Step 5: Parallel Run and Cutover
The agent sets up a two-week parallel run: all writes go to Supabase (primary) and Firebase (secondary), all reads come from Supabase only. A daily consistency checker at 3 AM compares record counts and samples 100 random records per table for field-level comparison, reporting discrepancies to Slack.

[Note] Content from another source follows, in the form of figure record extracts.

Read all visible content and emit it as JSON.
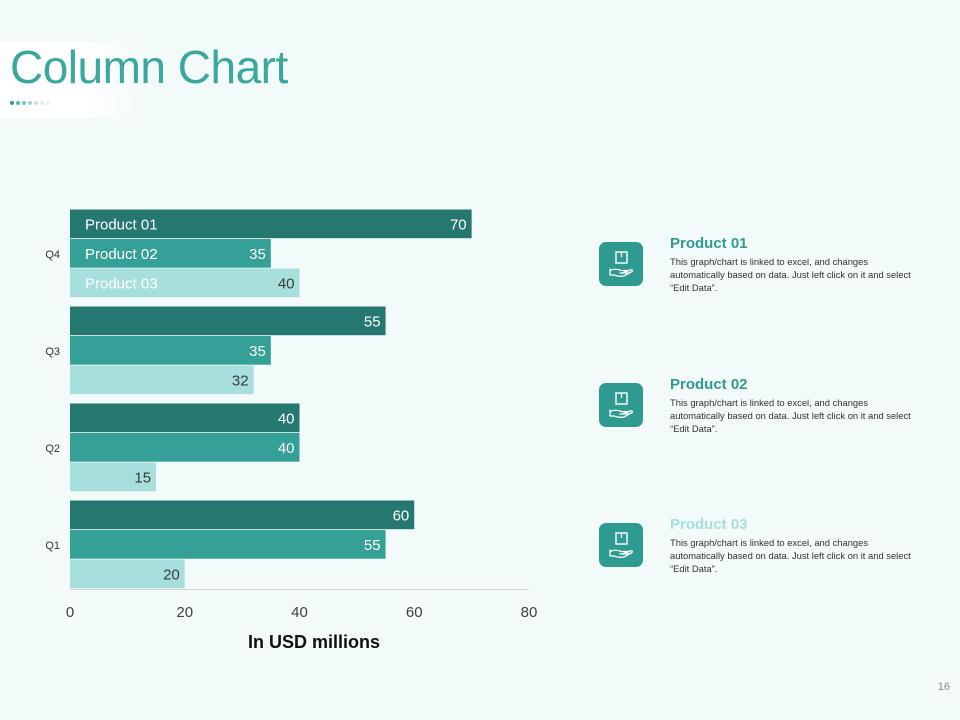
{
  "slide": {
    "title": "Column Chart",
    "page_number": "16"
  },
  "colors": {
    "title": "#3aa89c",
    "dots": [
      "#2f9b90",
      "#5bb5ac",
      "#7fc5be",
      "#a3d6d1",
      "#c3e5e1",
      "#dcf0ee",
      "#eaf6f5"
    ],
    "product_01": "#257870",
    "product_02": "#34a096",
    "product_03": "#a6dfdb",
    "icon_bg": "#2f9b90",
    "legend_title_01": "#2f9b90",
    "legend_title_02": "#2f9b90",
    "legend_title_03": "#a6dfdb"
  },
  "chart_data": {
    "type": "bar",
    "orientation": "horizontal",
    "categories": [
      "Q1",
      "Q2",
      "Q3",
      "Q4"
    ],
    "series": [
      {
        "name": "Product 01",
        "values": [
          60,
          40,
          55,
          70
        ]
      },
      {
        "name": "Product 02",
        "values": [
          55,
          40,
          35,
          35
        ]
      },
      {
        "name": "Product 03",
        "values": [
          20,
          15,
          32,
          40
        ]
      }
    ],
    "xlabel": "In USD millions",
    "xlim": [
      0,
      80
    ],
    "x_ticks": [
      0,
      20,
      40,
      60,
      80
    ],
    "legend": "inside bars of top category",
    "grid": false
  },
  "legend": [
    {
      "title": "Product 01",
      "description": "This graph/chart is linked to excel, and changes automatically based on data. Just left click on it and select “Edit Data”.",
      "icon": "hand-holding-box-icon"
    },
    {
      "title": "Product 02",
      "description": "This graph/chart is linked to excel, and changes automatically based on data. Just left click on it and select “Edit Data”.",
      "icon": "hand-holding-box-icon"
    },
    {
      "title": "Product 03",
      "description": "This graph/chart is linked to excel, and changes automatically based on data. Just left click on it and select “Edit Data”.",
      "icon": "hand-holding-box-icon"
    }
  ]
}
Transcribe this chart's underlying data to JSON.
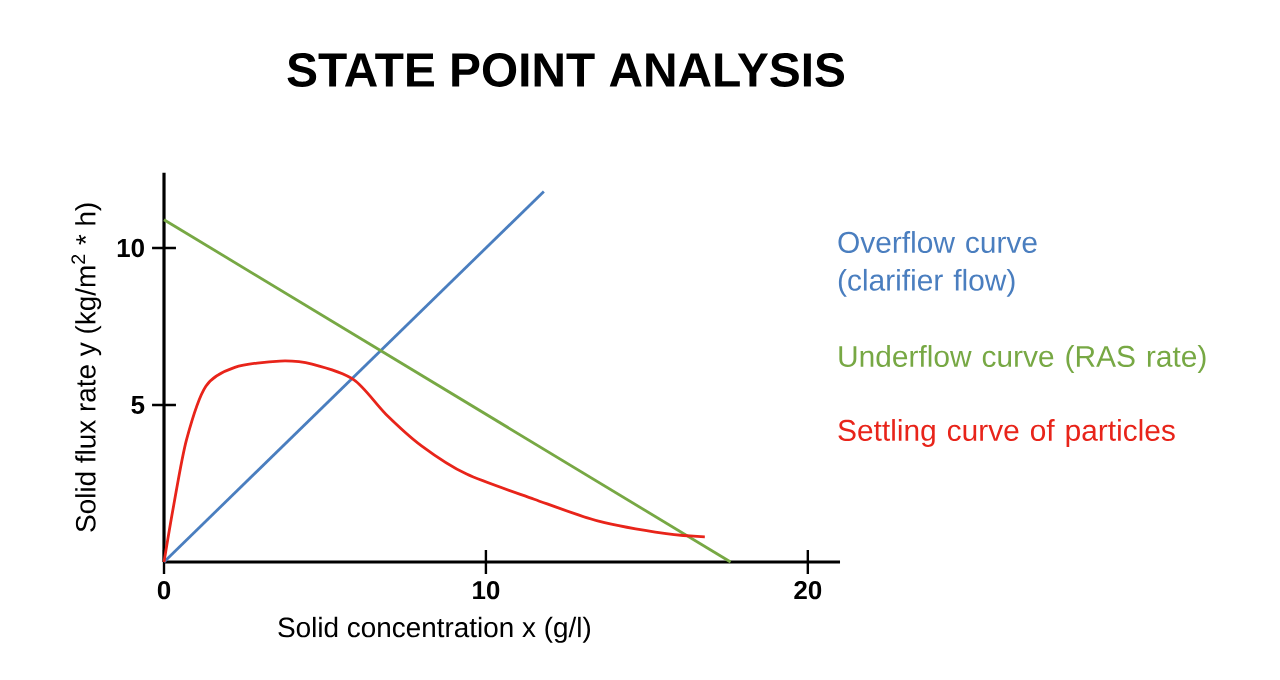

After 7 consecutive days of clean checks, Leo runs the cutover checklist:
- All consistency checks green for 7+ days
- Supabase error rate below 0.1%
- Real-time subscriptions verified in staging
- Rollback plan tested (switch reads back to Firebase)
- Support team briefed on the password reset FAQ
- Firebase billing alert set to catch unexpected charges
One week after cutover, the dual-write code gets removed. The Firebase project gets archived — not deleted — for 90 days, just in case.
Real-World Example
Leo's monthly bill drops from $1,600 (Firebase + Algolia) to $75 (Supabase Pro) — a 95% reduction. The $200/month Algolia subscription disappears entirely because Postgres full-text search handles it natively.
But the money is almost secondary to what changes day-to-day. Queries that required reading entire Firestore collections now run as single SQL statements. The team stops maintaining three copies of user data. "Find all projects tagged 'urgent' where user X is assigned" — a query that required client-side gymnastics on Firebase — becomes a two-table JOIN that returns in 12ms.
The migration takes 3 weeks end-to-end, with zero downtime. The 8,000 users don't notice the switch — except that the dashboard loads faster.